Every time you open your mouth to speak, you have two choices. You can inspire, make the sale, get your message across, influence others, and make a powerful impact; or you can bore, lose the sale, embarrass yourself, or, worst of all, make no impression whatsoever.
Being well-prepared will not only make you a more powerful speaker, it will instill confidence and help you overcome your public speaking fears.
Steps to become a powerful speaker:-
- Know your audience - Research and study your audience. Knowing your audience's age range, interest, education, work, ethnic background, and marital status, if it is relevant to your talk is very important.
- What is the end result of your speech - What’s really at the heart of your speech?
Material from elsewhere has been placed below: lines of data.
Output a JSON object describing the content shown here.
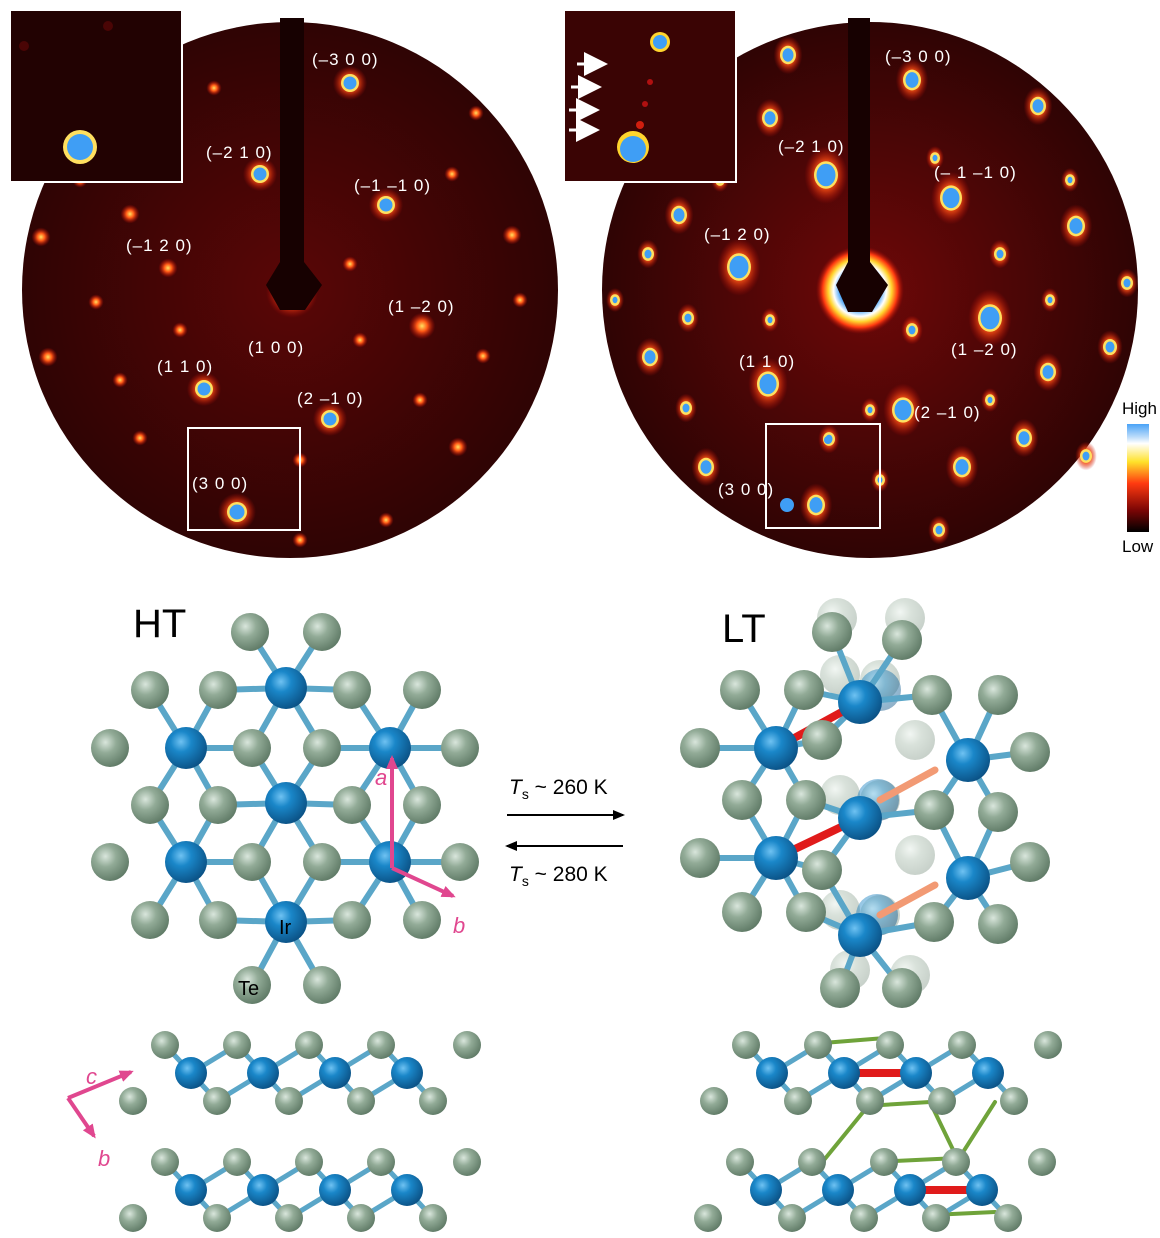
{
  "leed_ht": {
    "labels": [
      "(–3 0 0)",
      "(–2 1 0)",
      "(–1 –1 0)",
      "(–1 2 0)",
      "(1 –2 0)",
      "(1 0 0)",
      "(1 1 0)",
      "(2 –1 0)",
      "(3 0 0)"
    ]
  },
  "leed_lt": {
    "labels": [
      "(–3 0 0)",
      "(–2 1 0)",
      "(– 1 –1 0)",
      "(–1 2 0)",
      "(1 –2 0)",
      "(1 1 0)",
      "(2 –1 0)",
      "(3 0 0)"
    ]
  },
  "colorbar": {
    "high": "High",
    "low": "Low"
  },
  "phases": {
    "ht": "HT",
    "lt": "LT"
  },
  "transition": {
    "upper_sym": "T",
    "upper_sub": "s",
    "upper_val": " ~ 260 K",
    "lower_sym": "T",
    "lower_sub": "s",
    "lower_val": " ~ 280 K"
  },
  "axes": {
    "a": "a",
    "b": "b",
    "c": "c",
    "b2": "b"
  },
  "atoms": {
    "ir": "Ir",
    "te": "Te"
  },
  "colors": {
    "ir": "#1a87c9",
    "te": "#92ab97",
    "dimer_ir": "#e01b1b",
    "dimer_ir_back": "#f29a74",
    "te_bond": "#6fa33a",
    "axis": "#e0478f",
    "leed_bg": "#3d0505",
    "spot": "#ff3318",
    "spot_hot": "#3f9ef5"
  }
}
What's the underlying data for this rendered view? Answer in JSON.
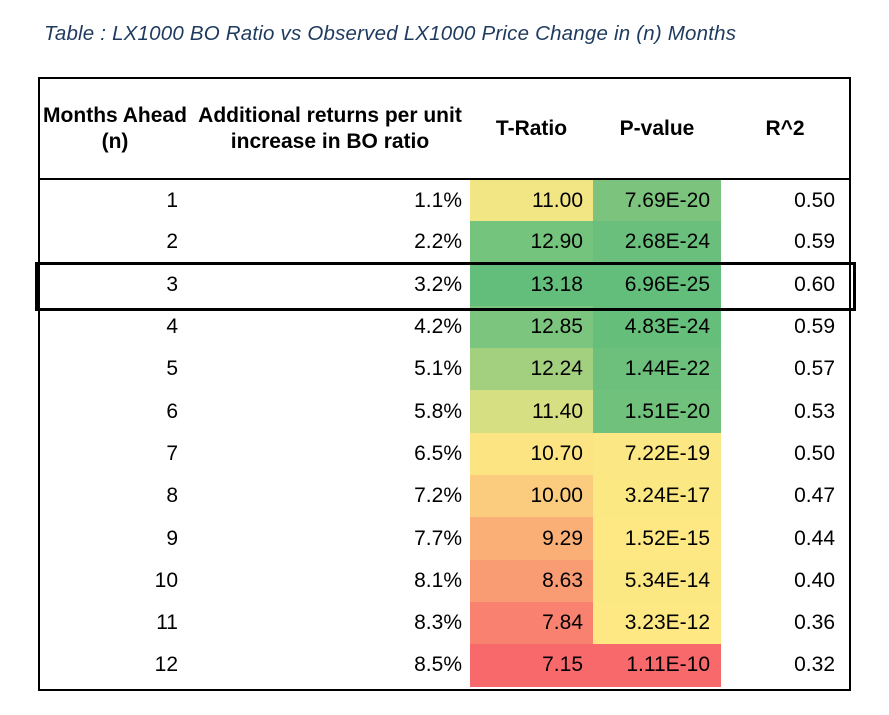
{
  "title": "Table : LX1000 BO Ratio vs Observed LX1000 Price Change in (n) Months",
  "table": {
    "headers": [
      "Months Ahead (n)",
      "Additional returns per unit increase in BO ratio",
      "T-Ratio",
      "P-value",
      "R^2"
    ],
    "rows": [
      {
        "n": "1",
        "add_return": "1.1%",
        "t_ratio": "11.00",
        "t_color": "#F2E584",
        "p_value": "7.69E-20",
        "p_color": "#7CC47E",
        "r2": "0.50",
        "highlight": false
      },
      {
        "n": "2",
        "add_return": "2.2%",
        "t_ratio": "12.90",
        "t_color": "#74C47D",
        "p_value": "2.68E-24",
        "p_color": "#69BF7B",
        "r2": "0.59",
        "highlight": false
      },
      {
        "n": "3",
        "add_return": "3.2%",
        "t_ratio": "13.18",
        "t_color": "#63BE7B",
        "p_value": "6.96E-25",
        "p_color": "#63BE7B",
        "r2": "0.60",
        "highlight": true
      },
      {
        "n": "4",
        "add_return": "4.2%",
        "t_ratio": "12.85",
        "t_color": "#7BC57E",
        "p_value": "4.83E-24",
        "p_color": "#66BE7B",
        "r2": "0.59",
        "highlight": false
      },
      {
        "n": "5",
        "add_return": "5.1%",
        "t_ratio": "12.24",
        "t_color": "#A2D07F",
        "p_value": "1.44E-22",
        "p_color": "#6CC07C",
        "r2": "0.57",
        "highlight": false
      },
      {
        "n": "6",
        "add_return": "5.8%",
        "t_ratio": "11.40",
        "t_color": "#D6DF82",
        "p_value": "1.51E-20",
        "p_color": "#70C17C",
        "r2": "0.53",
        "highlight": false
      },
      {
        "n": "7",
        "add_return": "6.5%",
        "t_ratio": "10.70",
        "t_color": "#FDE483",
        "p_value": "7.22E-19",
        "p_color": "#FBE783",
        "r2": "0.50",
        "highlight": false
      },
      {
        "n": "8",
        "add_return": "7.2%",
        "t_ratio": "10.00",
        "t_color": "#FCCC7E",
        "p_value": "3.24E-17",
        "p_color": "#FCE883",
        "r2": "0.47",
        "highlight": false
      },
      {
        "n": "9",
        "add_return": "7.7%",
        "t_ratio": "9.29",
        "t_color": "#FAAF77",
        "p_value": "1.52E-15",
        "p_color": "#FDE884",
        "r2": "0.44",
        "highlight": false
      },
      {
        "n": "10",
        "add_return": "8.1%",
        "t_ratio": "8.63",
        "t_color": "#F99B73",
        "p_value": "5.34E-14",
        "p_color": "#FBE883",
        "r2": "0.40",
        "highlight": false
      },
      {
        "n": "11",
        "add_return": "8.3%",
        "t_ratio": "7.84",
        "t_color": "#F8816F",
        "p_value": "3.23E-12",
        "p_color": "#FDE884",
        "r2": "0.36",
        "highlight": false
      },
      {
        "n": "12",
        "add_return": "8.5%",
        "t_ratio": "7.15",
        "t_color": "#F8696B",
        "p_value": "1.11E-10",
        "p_color": "#F8696B",
        "r2": "0.32",
        "highlight": false
      }
    ]
  },
  "colors": {
    "title_text": "#1E3A5E",
    "border": "#000000",
    "scale_green": "#63BE7B",
    "scale_yellow": "#FFEB84",
    "scale_red": "#F8696B"
  },
  "chart_data": {
    "type": "table",
    "title": "Table : LX1000 BO Ratio vs Observed LX1000 Price Change in (n) Months",
    "columns": [
      "Months Ahead (n)",
      "Additional returns per unit increase in BO ratio",
      "T-Ratio",
      "P-value",
      "R^2"
    ],
    "months_ahead": [
      1,
      2,
      3,
      4,
      5,
      6,
      7,
      8,
      9,
      10,
      11,
      12
    ],
    "additional_returns_pct": [
      1.1,
      2.2,
      3.2,
      4.2,
      5.1,
      5.8,
      6.5,
      7.2,
      7.7,
      8.1,
      8.3,
      8.5
    ],
    "t_ratio": [
      11.0,
      12.9,
      13.18,
      12.85,
      12.24,
      11.4,
      10.7,
      10.0,
      9.29,
      8.63,
      7.84,
      7.15
    ],
    "p_value": [
      "7.69E-20",
      "2.68E-24",
      "6.96E-25",
      "4.83E-24",
      "1.44E-22",
      "1.51E-20",
      "7.22E-19",
      "3.24E-17",
      "1.52E-15",
      "5.34E-14",
      "3.23E-12",
      "1.11E-10"
    ],
    "r_squared": [
      0.5,
      0.59,
      0.6,
      0.59,
      0.57,
      0.53,
      0.5,
      0.47,
      0.44,
      0.4,
      0.36,
      0.32
    ],
    "highlighted_row_months_ahead": 3,
    "conditional_formatting": "T-Ratio and P-value columns use a green-yellow-red color scale; best values green, worst red",
    "legend_position": "none",
    "grid": false
  }
}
By knowing that in hand you can create a powerful punch that drives home your message instead of rambling on and losing your audience’s interest.
- Your Competence - If audiences understand your level of knowledge and experience, they will simply trust you more. Every one of us is at his or her best when we talk about something that matters to us deeply.
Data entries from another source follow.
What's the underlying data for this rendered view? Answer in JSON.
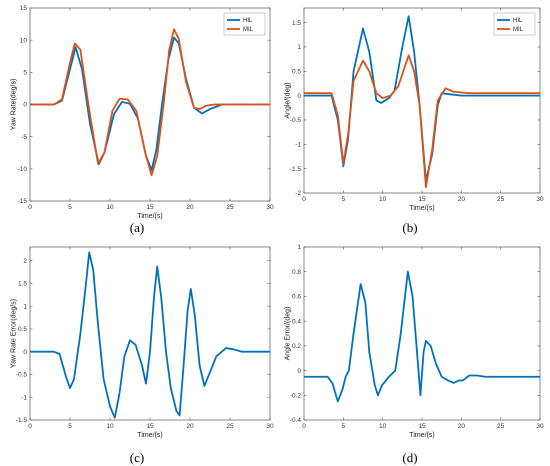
{
  "chart_data": [
    {
      "type": "line",
      "panel_label": "(a)",
      "xlabel": "Time/(s)",
      "ylabel": "Yaw Rate(deg/s)",
      "xlim": [
        0,
        30
      ],
      "ylim": [
        -15,
        15
      ],
      "xticks": [
        "0",
        "5",
        "10",
        "15",
        "20",
        "25",
        "30"
      ],
      "yticks": [
        "-15",
        "-10",
        "-5",
        "0",
        "5",
        "10",
        "15"
      ],
      "legend_position": "top-right",
      "series": [
        {
          "name": "HIL",
          "color": "#0072BD",
          "points": [
            [
              0,
              0
            ],
            [
              3,
              0
            ],
            [
              4,
              0.6
            ],
            [
              5,
              5.5
            ],
            [
              5.7,
              8.9
            ],
            [
              6.5,
              5.5
            ],
            [
              7.5,
              -3
            ],
            [
              8.6,
              -9.3
            ],
            [
              9.3,
              -7.5
            ],
            [
              10.5,
              -1.5
            ],
            [
              11.5,
              0.4
            ],
            [
              12.5,
              0.1
            ],
            [
              13.5,
              -2.2
            ],
            [
              14.5,
              -8
            ],
            [
              15.2,
              -10.2
            ],
            [
              15.8,
              -7
            ],
            [
              16.5,
              0
            ],
            [
              17.3,
              7
            ],
            [
              18,
              10.4
            ],
            [
              18.6,
              9.5
            ],
            [
              19.5,
              4
            ],
            [
              20.5,
              -0.5
            ],
            [
              21.5,
              -1.4
            ],
            [
              22.5,
              -0.7
            ],
            [
              24,
              0
            ],
            [
              30,
              0
            ]
          ]
        },
        {
          "name": "MIL",
          "color": "#D95319",
          "points": [
            [
              0,
              0
            ],
            [
              3,
              0
            ],
            [
              4,
              0.8
            ],
            [
              5,
              6.5
            ],
            [
              5.6,
              9.5
            ],
            [
              6.3,
              8.5
            ],
            [
              7.3,
              0
            ],
            [
              8.5,
              -9.2
            ],
            [
              9.3,
              -7.5
            ],
            [
              10.3,
              -1
            ],
            [
              11.2,
              0.9
            ],
            [
              12.2,
              0.8
            ],
            [
              13.3,
              -1
            ],
            [
              14.4,
              -7.5
            ],
            [
              15.2,
              -11
            ],
            [
              15.9,
              -8
            ],
            [
              16.7,
              0
            ],
            [
              17.4,
              8.5
            ],
            [
              18,
              11.7
            ],
            [
              18.6,
              10.2
            ],
            [
              19.5,
              3.5
            ],
            [
              20.5,
              -0.5
            ],
            [
              21.2,
              -0.7
            ],
            [
              22,
              -0.2
            ],
            [
              23,
              0
            ],
            [
              30,
              0
            ]
          ]
        }
      ]
    },
    {
      "type": "line",
      "panel_label": "(b)",
      "xlabel": "Time/(s)",
      "ylabel": "Angle/(deg)",
      "xlim": [
        0,
        30
      ],
      "ylim": [
        -2,
        1.8
      ],
      "xticks": [
        "0",
        "5",
        "10",
        "15",
        "20",
        "25",
        "30"
      ],
      "yticks": [
        "-2",
        "-1.5",
        "-1",
        "-0.5",
        "0",
        "0.5",
        "1",
        "1.5"
      ],
      "legend_position": "top-right",
      "series": [
        {
          "name": "HIL",
          "color": "#0072BD",
          "points": [
            [
              0,
              0
            ],
            [
              3.5,
              0
            ],
            [
              4.3,
              -0.5
            ],
            [
              5,
              -1.45
            ],
            [
              5.6,
              -0.9
            ],
            [
              6.3,
              0.5
            ],
            [
              7.5,
              1.38
            ],
            [
              8.3,
              0.9
            ],
            [
              9.2,
              -0.1
            ],
            [
              9.8,
              -0.15
            ],
            [
              10.8,
              -0.05
            ],
            [
              11.5,
              0.1
            ],
            [
              12.5,
              1
            ],
            [
              13.3,
              1.63
            ],
            [
              14,
              0.9
            ],
            [
              14.7,
              -0.2
            ],
            [
              15.5,
              -1.75
            ],
            [
              16.3,
              -1.2
            ],
            [
              17,
              -0.2
            ],
            [
              17.5,
              0.05
            ],
            [
              18.5,
              0.03
            ],
            [
              20,
              0
            ],
            [
              30,
              0
            ]
          ]
        },
        {
          "name": "MIL",
          "color": "#D95319",
          "points": [
            [
              0,
              0.05
            ],
            [
              3.5,
              0.05
            ],
            [
              4.3,
              -0.4
            ],
            [
              5,
              -1.4
            ],
            [
              5.6,
              -0.8
            ],
            [
              6.3,
              0.3
            ],
            [
              7.5,
              0.72
            ],
            [
              8.3,
              0.5
            ],
            [
              9.2,
              0.05
            ],
            [
              10,
              -0.05
            ],
            [
              11,
              0
            ],
            [
              12,
              0.2
            ],
            [
              13.3,
              0.83
            ],
            [
              14,
              0.5
            ],
            [
              14.7,
              -0.2
            ],
            [
              15.5,
              -1.88
            ],
            [
              16.3,
              -1.1
            ],
            [
              17,
              -0.1
            ],
            [
              18,
              0.15
            ],
            [
              19,
              0.08
            ],
            [
              21,
              0.05
            ],
            [
              30,
              0.05
            ]
          ]
        }
      ]
    },
    {
      "type": "line",
      "panel_label": "(c)",
      "xlabel": "Time/(s)",
      "ylabel": "Yaw Rate Error(deg/s)",
      "xlim": [
        0,
        30
      ],
      "ylim": [
        -1.5,
        2.3
      ],
      "xticks": [
        "0",
        "5",
        "10",
        "15",
        "20",
        "25",
        "30"
      ],
      "yticks": [
        "-1.5",
        "-1",
        "-0.5",
        "0",
        "0.5",
        "1",
        "1.5",
        "2"
      ],
      "series": [
        {
          "name": "",
          "color": "#0072BD",
          "points": [
            [
              0,
              0
            ],
            [
              3,
              0
            ],
            [
              3.7,
              -0.05
            ],
            [
              4.5,
              -0.55
            ],
            [
              5,
              -0.8
            ],
            [
              5.5,
              -0.6
            ],
            [
              6.3,
              0.4
            ],
            [
              7,
              1.5
            ],
            [
              7.4,
              2.18
            ],
            [
              7.9,
              1.8
            ],
            [
              8.5,
              0.6
            ],
            [
              9.2,
              -0.6
            ],
            [
              10,
              -1.2
            ],
            [
              10.6,
              -1.45
            ],
            [
              11.2,
              -0.9
            ],
            [
              11.8,
              -0.1
            ],
            [
              12.5,
              0.25
            ],
            [
              13.2,
              0.15
            ],
            [
              14,
              -0.3
            ],
            [
              14.5,
              -0.7
            ],
            [
              15,
              0
            ],
            [
              15.5,
              1.2
            ],
            [
              15.9,
              1.87
            ],
            [
              16.4,
              1.2
            ],
            [
              17,
              0
            ],
            [
              17.6,
              -0.8
            ],
            [
              18.3,
              -1.3
            ],
            [
              18.7,
              -1.4
            ],
            [
              19.2,
              -0.3
            ],
            [
              19.7,
              0.9
            ],
            [
              20.1,
              1.38
            ],
            [
              20.6,
              0.8
            ],
            [
              21.2,
              -0.3
            ],
            [
              21.8,
              -0.75
            ],
            [
              22.5,
              -0.45
            ],
            [
              23.3,
              -0.1
            ],
            [
              24.5,
              0.08
            ],
            [
              25.5,
              0.05
            ],
            [
              26.5,
              0
            ],
            [
              30,
              0
            ]
          ]
        }
      ]
    },
    {
      "type": "line",
      "panel_label": "(d)",
      "xlabel": "Time/(s)",
      "ylabel": "Angle Error/(deg)",
      "xlim": [
        0,
        30
      ],
      "ylim": [
        -0.4,
        1
      ],
      "xticks": [
        "0",
        "5",
        "10",
        "15",
        "20",
        "25",
        "30"
      ],
      "yticks": [
        "-0.4",
        "-0.2",
        "0",
        "0.2",
        "0.4",
        "0.6",
        "0.8",
        "1"
      ],
      "series": [
        {
          "name": "",
          "color": "#0072BD",
          "points": [
            [
              0,
              -0.05
            ],
            [
              3,
              -0.05
            ],
            [
              3.6,
              -0.1
            ],
            [
              4.3,
              -0.25
            ],
            [
              4.9,
              -0.15
            ],
            [
              5.3,
              -0.05
            ],
            [
              5.7,
              0
            ],
            [
              6.3,
              0.3
            ],
            [
              7.2,
              0.7
            ],
            [
              7.8,
              0.55
            ],
            [
              8.3,
              0.15
            ],
            [
              9,
              -0.12
            ],
            [
              9.4,
              -0.2
            ],
            [
              9.9,
              -0.12
            ],
            [
              10.8,
              -0.05
            ],
            [
              11.6,
              0
            ],
            [
              12.3,
              0.3
            ],
            [
              13.2,
              0.8
            ],
            [
              13.8,
              0.6
            ],
            [
              14.3,
              0.2
            ],
            [
              14.8,
              -0.2
            ],
            [
              15.2,
              0.15
            ],
            [
              15.5,
              0.24
            ],
            [
              16.1,
              0.2
            ],
            [
              16.8,
              0.05
            ],
            [
              17.5,
              -0.05
            ],
            [
              18.3,
              -0.08
            ],
            [
              19,
              -0.1
            ],
            [
              19.7,
              -0.08
            ],
            [
              20.2,
              -0.08
            ],
            [
              21,
              -0.04
            ],
            [
              22,
              -0.04
            ],
            [
              23,
              -0.05
            ],
            [
              30,
              -0.05
            ]
          ]
        }
      ]
    }
  ]
}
- Sound - Alter your pitch, volume, speaking rate, inflection, stress and word coloring. The less monotone, the better.
- Grab their attention - Use humor, quotations and rhetorical questions to get them thinking about your speech.
- Be passionate - Believe and care about what you say. If you don't believe on what you talk no one will. Remember people may disagree with you, but they will respect you.
- Be yourself - Imitating other powerful speakers won't cut it for you. Your audience will know immediately and you will loose your trust.
- Be creative - Even if you are speaking to the first graders if you are not creative for their level you will be bored.
- Ditch the technology - When preparing your speech, try saying your thought out loud a few different ways. Keep doing it until you hear the best way. Now write it down. Don't first prepare your lousy presentation or write down an uninspiring story and then practice it. You will bore your audiences to death.
- Share a story - Although not everyone will be able to relate to your story but letting the audiences know that you share their values tend to warm up the audience.
- Delivery Skills - Every audience will be judging you--whether you like it or not, and whether they know they're doing it or not. Approaching your speech as more of a “me-to-you” discussion rather than a full-blown broadcast will make it more manageable (and less stressful) and easier on you.
- Move around - A top speaker uses the maximum space given to him to deliver his speech. Use your hands and gestures to engage the audience visually.
- Don't let technology overpower your speech - PowerPoint presentations are great for making specific points, but they can be overwhelming and boring.
- Focus on the big picture rather than all the pieces - That is to say end your speech with the same message you began with.